Though the 92-year-old Saar is not the first black artist represented in the GRI’s holdings — others include Adrian Piper, Kara Walker, Ed Bereal, Benjamin Patterson, Melvin Edwards, Lorna Simpson, Harry Drinkwater and Mark Bradford — the purchase of her complete archive represents the first major acquisition related to the African American Art History initiative, according to Acting Director Andrew Perchuk.

“Betye Saar is one of the most innovative and visionary artists of our era. She has also, in many ways, been the conscience of the art world for over 50 years and we are so honored that she has trusted us to preserve her powerful legacy,” Perchuk said. “She played a large role in our exploration of postwar Los Angeles art that became `Pacific Standard Time: Art in LA 1945-1980,’ and this acquisition is a particularly meaningful way for us to launch the African American Art History Initiative.”

The Getty is starting its African American Art History Initiative with an initial $5 million allocation and will raise additional funds as the project develops.

In addition to acquiring archives and related original sources, plans include establishing “a dedicated curatorship in African American Art History, a bibliographer with a specialty in the subject, annual research graduate and post-graduate fellowships, a program to conduct oral histories of notable African American artists, scholars, critics, collectors and art dealers, and partnerships with other institutions to digitize existing archival collections and collaborate on joint conferences, publications, and research projects,” according to Getty officials.

Saar, a Los angeles native, is known for her “assemblages” and large-scale works that combine her drawings, prints and etchings with other personal family items and materials collected at flea markets and swap meets.

“As a child of the Depression, I learned at an early age the importance of saving things,” she said. “`Use it up, wear it out, make it do, or do without’ was a common saying during my childhood. As time went on, my saving turned into collecting, and collecting then evolved into the medium I use to create my art. Little did I know back then that my frugal roots would develop into a profession with such a creative outlet.

“I’ve taken great pride in preserving these items for some 80-plus years. Items such as my early childhood drawings all the way through to the art ledgers that I continue to use on a daily basis. I am very pleased that the Getty Research Institute shares my desire for `saving things’ and that they will be providing a home for many of my collections so that they will be accessible by scholars, the arts community and the generally curious alike.”

Her work was particularly impacted by the Watts riots in 1965 at the death of Martin Luther King Jr.
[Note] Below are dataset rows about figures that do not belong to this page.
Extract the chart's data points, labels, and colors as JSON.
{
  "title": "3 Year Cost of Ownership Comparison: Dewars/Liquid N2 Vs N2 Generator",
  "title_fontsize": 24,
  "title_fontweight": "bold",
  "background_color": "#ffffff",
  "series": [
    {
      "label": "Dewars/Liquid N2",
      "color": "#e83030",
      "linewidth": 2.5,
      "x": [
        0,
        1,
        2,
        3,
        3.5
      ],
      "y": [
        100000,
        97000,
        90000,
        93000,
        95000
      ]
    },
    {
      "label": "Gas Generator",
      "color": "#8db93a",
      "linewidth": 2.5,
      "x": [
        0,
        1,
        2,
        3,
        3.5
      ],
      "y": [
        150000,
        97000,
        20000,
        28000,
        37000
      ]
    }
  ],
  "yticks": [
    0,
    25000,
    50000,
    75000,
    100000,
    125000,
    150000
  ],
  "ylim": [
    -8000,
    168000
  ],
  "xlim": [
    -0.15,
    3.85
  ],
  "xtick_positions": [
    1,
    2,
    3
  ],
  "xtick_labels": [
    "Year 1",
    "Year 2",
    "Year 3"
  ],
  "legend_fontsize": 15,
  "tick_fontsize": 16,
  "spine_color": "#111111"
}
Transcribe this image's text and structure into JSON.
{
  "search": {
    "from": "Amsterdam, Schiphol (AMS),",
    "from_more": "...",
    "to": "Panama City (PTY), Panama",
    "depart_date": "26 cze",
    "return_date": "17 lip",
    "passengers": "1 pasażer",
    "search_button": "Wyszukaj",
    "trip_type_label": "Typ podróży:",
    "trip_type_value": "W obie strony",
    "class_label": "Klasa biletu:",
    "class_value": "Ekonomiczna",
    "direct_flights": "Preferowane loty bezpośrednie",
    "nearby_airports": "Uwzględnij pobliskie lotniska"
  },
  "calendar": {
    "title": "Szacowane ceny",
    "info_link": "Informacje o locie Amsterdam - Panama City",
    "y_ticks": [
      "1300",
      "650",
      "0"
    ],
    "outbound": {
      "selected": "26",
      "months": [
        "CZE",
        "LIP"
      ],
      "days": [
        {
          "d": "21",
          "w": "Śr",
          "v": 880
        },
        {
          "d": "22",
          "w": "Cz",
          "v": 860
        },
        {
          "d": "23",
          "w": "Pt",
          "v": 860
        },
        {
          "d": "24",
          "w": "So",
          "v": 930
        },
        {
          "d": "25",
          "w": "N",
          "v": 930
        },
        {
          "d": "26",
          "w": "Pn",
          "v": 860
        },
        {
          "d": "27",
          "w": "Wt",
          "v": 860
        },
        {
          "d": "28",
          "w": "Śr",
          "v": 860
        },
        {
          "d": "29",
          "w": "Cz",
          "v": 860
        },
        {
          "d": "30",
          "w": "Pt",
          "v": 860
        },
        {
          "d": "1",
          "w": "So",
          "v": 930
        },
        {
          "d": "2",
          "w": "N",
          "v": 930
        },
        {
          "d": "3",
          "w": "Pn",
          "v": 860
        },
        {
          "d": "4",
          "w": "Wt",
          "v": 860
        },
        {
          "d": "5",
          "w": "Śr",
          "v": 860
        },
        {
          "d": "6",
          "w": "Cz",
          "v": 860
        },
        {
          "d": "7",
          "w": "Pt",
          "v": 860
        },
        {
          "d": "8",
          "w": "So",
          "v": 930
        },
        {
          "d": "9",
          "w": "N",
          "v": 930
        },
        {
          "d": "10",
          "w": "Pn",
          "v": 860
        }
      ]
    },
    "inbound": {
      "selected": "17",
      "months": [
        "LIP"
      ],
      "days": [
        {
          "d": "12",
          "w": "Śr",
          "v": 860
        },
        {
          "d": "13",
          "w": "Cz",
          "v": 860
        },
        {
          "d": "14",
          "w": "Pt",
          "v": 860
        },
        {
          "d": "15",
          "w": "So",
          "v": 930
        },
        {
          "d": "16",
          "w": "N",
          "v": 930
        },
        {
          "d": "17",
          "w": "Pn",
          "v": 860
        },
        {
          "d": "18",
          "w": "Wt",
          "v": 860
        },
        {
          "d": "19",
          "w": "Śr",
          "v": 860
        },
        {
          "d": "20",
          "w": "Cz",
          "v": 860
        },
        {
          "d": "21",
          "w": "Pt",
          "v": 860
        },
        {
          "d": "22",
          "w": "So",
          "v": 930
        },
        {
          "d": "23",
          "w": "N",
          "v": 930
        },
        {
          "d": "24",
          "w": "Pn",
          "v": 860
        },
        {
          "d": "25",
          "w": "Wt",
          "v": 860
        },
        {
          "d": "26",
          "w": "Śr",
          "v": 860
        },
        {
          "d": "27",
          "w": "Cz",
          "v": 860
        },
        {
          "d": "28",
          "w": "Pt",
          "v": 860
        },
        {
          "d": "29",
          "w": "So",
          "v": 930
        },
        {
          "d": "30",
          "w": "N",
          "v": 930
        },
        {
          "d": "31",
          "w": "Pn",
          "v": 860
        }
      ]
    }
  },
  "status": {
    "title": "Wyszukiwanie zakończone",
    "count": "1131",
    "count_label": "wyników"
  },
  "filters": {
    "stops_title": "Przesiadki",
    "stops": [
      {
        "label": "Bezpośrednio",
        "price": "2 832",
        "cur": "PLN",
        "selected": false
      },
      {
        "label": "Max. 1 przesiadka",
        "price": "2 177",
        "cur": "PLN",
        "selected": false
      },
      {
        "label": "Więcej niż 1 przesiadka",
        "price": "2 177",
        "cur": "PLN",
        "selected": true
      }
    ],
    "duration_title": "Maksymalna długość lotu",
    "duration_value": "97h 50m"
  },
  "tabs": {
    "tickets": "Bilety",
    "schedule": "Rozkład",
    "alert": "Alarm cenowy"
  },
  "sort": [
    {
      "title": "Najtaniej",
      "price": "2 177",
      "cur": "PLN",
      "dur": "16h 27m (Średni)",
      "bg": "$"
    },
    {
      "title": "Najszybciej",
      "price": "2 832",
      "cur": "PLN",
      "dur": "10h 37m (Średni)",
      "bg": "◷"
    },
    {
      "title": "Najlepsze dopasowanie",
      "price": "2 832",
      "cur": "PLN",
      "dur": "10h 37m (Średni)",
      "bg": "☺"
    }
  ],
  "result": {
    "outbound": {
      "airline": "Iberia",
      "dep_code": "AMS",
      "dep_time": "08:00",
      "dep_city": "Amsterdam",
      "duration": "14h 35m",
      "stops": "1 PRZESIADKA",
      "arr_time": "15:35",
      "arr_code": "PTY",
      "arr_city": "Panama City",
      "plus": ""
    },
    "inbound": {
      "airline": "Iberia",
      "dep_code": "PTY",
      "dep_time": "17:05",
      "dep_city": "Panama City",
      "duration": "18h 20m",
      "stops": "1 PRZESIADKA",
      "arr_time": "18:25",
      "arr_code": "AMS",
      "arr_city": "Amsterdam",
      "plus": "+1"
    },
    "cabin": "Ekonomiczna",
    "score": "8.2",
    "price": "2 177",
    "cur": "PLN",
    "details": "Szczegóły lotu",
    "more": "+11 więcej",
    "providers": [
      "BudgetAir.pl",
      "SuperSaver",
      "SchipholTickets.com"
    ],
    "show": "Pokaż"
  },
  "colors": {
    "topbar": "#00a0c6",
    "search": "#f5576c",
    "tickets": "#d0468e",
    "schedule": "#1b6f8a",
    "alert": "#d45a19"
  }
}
She was a focal point of the Los Angeles art scene in the 1970s, working with artists such as Charles White, organizing exhibitions of black female artists and becoming a leading voice in the feminist art movement. She was the subject of exhibitions at the Whitney Museum of American Art, the San Francisco Museum of Modern Art and the Studio Museum in Harlem.

Following a major exhibition at the Fondazione Prada in 2016, an exhibition of her work will open in October at the National Gallery of Scotland. In 2019, she will have an exhibition organized by LACMA, which will travel to the Morgan Library in 2020.